Sonunda çocukların dinozorları sevdiklerine karar verdi çünkü bu dev yaratıklar yaklaşan otoritenin kontrol edilemez gücünü kişileştirdi. Onlar sembolik ebeveynlerdi.
(He finally decided that children liked dinosaurs because these giant creatures personified the uncontrollable force of looming authority. They were symbolic parents.)
"Jurassic Park" da Michael Crichton, bu büyük yaratıkların ezici otoriteyi temsil ettiğini öne sürerek çocukların dinozorlarla olan hayranlığını araştırıyor.

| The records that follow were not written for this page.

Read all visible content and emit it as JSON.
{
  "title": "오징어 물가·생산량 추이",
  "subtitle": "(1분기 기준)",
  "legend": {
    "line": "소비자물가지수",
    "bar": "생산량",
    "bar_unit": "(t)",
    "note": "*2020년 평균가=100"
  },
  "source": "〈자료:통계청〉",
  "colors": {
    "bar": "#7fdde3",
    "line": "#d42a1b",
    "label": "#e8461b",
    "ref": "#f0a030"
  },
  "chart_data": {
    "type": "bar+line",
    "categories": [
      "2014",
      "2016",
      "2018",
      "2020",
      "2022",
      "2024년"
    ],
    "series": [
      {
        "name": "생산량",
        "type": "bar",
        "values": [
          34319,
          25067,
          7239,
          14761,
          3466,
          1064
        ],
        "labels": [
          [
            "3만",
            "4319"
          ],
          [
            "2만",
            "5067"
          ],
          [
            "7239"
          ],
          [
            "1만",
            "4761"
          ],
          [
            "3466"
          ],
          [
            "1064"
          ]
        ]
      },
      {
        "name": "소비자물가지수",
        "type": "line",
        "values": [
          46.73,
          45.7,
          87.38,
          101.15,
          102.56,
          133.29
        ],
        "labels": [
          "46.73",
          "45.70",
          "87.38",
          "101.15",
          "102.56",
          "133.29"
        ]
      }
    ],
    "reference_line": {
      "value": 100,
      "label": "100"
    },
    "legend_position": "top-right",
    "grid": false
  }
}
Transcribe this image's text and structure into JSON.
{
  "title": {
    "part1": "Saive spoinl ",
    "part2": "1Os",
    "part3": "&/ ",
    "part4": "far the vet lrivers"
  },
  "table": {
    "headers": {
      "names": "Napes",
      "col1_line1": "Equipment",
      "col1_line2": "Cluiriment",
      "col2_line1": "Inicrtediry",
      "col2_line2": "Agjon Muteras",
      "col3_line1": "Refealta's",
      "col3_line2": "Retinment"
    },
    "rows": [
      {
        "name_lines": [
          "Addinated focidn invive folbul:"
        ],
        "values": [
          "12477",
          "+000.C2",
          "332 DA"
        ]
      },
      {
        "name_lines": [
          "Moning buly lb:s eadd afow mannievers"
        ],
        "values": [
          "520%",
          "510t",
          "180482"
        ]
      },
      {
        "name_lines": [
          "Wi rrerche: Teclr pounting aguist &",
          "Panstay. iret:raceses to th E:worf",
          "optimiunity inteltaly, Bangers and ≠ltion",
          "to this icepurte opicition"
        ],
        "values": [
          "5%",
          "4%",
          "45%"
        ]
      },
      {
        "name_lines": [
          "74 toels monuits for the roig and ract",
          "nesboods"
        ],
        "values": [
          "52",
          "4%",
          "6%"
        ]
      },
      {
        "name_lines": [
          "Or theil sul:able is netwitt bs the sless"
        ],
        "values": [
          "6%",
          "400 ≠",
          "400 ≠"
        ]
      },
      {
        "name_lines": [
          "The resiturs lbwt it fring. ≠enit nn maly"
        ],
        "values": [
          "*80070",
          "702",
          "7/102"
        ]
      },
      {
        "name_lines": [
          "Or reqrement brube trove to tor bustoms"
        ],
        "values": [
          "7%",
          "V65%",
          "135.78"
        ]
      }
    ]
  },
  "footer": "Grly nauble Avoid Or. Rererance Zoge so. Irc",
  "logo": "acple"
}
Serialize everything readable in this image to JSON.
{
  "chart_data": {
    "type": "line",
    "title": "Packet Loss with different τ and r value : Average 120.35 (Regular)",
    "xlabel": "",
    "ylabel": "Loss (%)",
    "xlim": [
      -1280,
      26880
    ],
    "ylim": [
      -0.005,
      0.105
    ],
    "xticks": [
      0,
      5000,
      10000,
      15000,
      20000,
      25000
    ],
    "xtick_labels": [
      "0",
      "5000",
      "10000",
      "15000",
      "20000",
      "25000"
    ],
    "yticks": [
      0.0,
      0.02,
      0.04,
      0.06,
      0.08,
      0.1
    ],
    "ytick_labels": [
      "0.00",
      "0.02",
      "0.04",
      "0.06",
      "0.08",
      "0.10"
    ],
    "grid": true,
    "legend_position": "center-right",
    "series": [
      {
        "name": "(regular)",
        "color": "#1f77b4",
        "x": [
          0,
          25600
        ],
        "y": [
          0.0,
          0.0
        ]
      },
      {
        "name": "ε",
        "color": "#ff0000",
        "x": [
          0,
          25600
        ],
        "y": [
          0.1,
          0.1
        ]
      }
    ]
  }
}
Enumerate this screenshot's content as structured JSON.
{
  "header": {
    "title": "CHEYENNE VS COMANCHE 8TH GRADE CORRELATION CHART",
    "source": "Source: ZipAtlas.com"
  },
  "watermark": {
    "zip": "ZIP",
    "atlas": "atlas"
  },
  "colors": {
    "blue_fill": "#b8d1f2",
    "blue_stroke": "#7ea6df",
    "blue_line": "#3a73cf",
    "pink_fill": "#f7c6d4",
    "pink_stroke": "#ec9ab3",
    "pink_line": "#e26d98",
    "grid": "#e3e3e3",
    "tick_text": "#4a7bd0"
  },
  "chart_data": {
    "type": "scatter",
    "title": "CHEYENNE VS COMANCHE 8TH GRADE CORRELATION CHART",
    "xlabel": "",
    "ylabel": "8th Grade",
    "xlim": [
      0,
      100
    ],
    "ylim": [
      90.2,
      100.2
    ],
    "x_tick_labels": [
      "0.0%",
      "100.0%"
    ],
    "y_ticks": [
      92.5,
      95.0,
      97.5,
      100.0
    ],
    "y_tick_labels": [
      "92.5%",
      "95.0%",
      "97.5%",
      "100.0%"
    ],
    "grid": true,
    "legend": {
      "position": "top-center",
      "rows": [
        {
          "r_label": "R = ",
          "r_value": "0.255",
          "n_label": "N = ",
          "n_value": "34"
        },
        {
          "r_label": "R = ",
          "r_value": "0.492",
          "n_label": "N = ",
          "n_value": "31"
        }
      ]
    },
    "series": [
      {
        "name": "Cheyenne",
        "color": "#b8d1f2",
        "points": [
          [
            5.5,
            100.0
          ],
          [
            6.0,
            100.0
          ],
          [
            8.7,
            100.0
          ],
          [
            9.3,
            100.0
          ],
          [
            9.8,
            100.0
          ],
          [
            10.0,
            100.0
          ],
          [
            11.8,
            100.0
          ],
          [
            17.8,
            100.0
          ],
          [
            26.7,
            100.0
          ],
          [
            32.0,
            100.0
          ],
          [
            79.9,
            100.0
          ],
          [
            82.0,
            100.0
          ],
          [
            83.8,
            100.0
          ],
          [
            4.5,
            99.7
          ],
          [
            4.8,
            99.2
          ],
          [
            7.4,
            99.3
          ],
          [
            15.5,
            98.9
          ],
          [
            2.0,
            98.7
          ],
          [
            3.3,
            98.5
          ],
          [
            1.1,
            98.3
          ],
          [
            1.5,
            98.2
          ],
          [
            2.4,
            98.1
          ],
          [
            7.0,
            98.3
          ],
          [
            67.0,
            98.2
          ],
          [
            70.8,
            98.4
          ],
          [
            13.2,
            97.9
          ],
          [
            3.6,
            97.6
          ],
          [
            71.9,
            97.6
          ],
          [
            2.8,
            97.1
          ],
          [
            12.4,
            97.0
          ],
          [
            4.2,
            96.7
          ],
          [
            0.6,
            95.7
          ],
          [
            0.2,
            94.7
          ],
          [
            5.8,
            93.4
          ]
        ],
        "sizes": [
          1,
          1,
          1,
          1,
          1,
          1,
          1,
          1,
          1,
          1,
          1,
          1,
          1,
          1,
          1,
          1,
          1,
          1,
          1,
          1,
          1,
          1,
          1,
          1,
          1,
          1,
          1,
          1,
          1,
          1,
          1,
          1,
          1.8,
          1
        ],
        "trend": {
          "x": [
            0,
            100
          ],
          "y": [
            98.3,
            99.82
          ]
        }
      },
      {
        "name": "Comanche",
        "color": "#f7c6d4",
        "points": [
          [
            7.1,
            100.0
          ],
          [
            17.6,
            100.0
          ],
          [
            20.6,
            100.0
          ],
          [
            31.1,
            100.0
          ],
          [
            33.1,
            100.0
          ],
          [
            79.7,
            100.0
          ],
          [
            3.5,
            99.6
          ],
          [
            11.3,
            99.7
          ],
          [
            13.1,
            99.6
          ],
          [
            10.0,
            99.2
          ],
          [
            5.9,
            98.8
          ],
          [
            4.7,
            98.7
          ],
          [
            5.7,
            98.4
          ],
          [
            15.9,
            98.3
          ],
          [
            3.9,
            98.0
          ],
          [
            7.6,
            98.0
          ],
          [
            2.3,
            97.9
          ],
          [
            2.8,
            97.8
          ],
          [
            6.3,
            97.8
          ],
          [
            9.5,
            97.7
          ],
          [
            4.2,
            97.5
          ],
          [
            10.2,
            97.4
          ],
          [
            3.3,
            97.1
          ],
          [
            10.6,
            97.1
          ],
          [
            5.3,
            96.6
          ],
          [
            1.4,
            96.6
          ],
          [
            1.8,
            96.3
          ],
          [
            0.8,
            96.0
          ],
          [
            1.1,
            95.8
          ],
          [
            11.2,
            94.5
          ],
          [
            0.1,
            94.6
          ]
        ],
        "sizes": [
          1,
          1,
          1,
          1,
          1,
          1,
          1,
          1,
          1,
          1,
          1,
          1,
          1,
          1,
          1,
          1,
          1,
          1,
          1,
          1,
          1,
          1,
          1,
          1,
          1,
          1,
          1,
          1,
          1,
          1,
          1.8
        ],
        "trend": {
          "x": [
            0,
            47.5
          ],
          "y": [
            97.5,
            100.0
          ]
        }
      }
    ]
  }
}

Fikir, dinozorların çocukların ebeveynlerini ve hayatlarındaki diğer otorite figürlerini algılama şeklini yansıtan bir güç ve egemenlik duygusu somutlaştırmasıdır. Bu perspektif, çocuklar ve bu tarih öncesi devler arasındaki derin psikolojik bağlantıya ışık tutar. Dinozorlar, güç ve kontrol sembolü olarak, çocukların koruma ve disiplin anlayışıyla rezonansa girerek onları hayal güçlerinde güçlü figürler haline getirir.
"Jurassic Park" da Michael Crichton, bu büyük yaratıkların ezici otoriteyi temsil ettiğini öne sürerek çocukların dinozorlarla olan hayranlığını araştırıyor. Fikir, dinozorların çocukların ebeveynlerini ve hayatlarındaki diğer otorite figürlerini algılama şeklini yansıtan bir güç ve egemenlik duygusu somutlaştırmasıdır.
Bu perspektif, çocuklar ve bu tarih öncesi devler arasındaki derin psikolojik bağlantıya ışık tutar. Dinozorlar, güç ve kontrol sembolü olarak, çocukların koruma ve disiplin anlayışıyla rezonansa girerek onları hayal güçlerinde güçlü figürler haline getirir.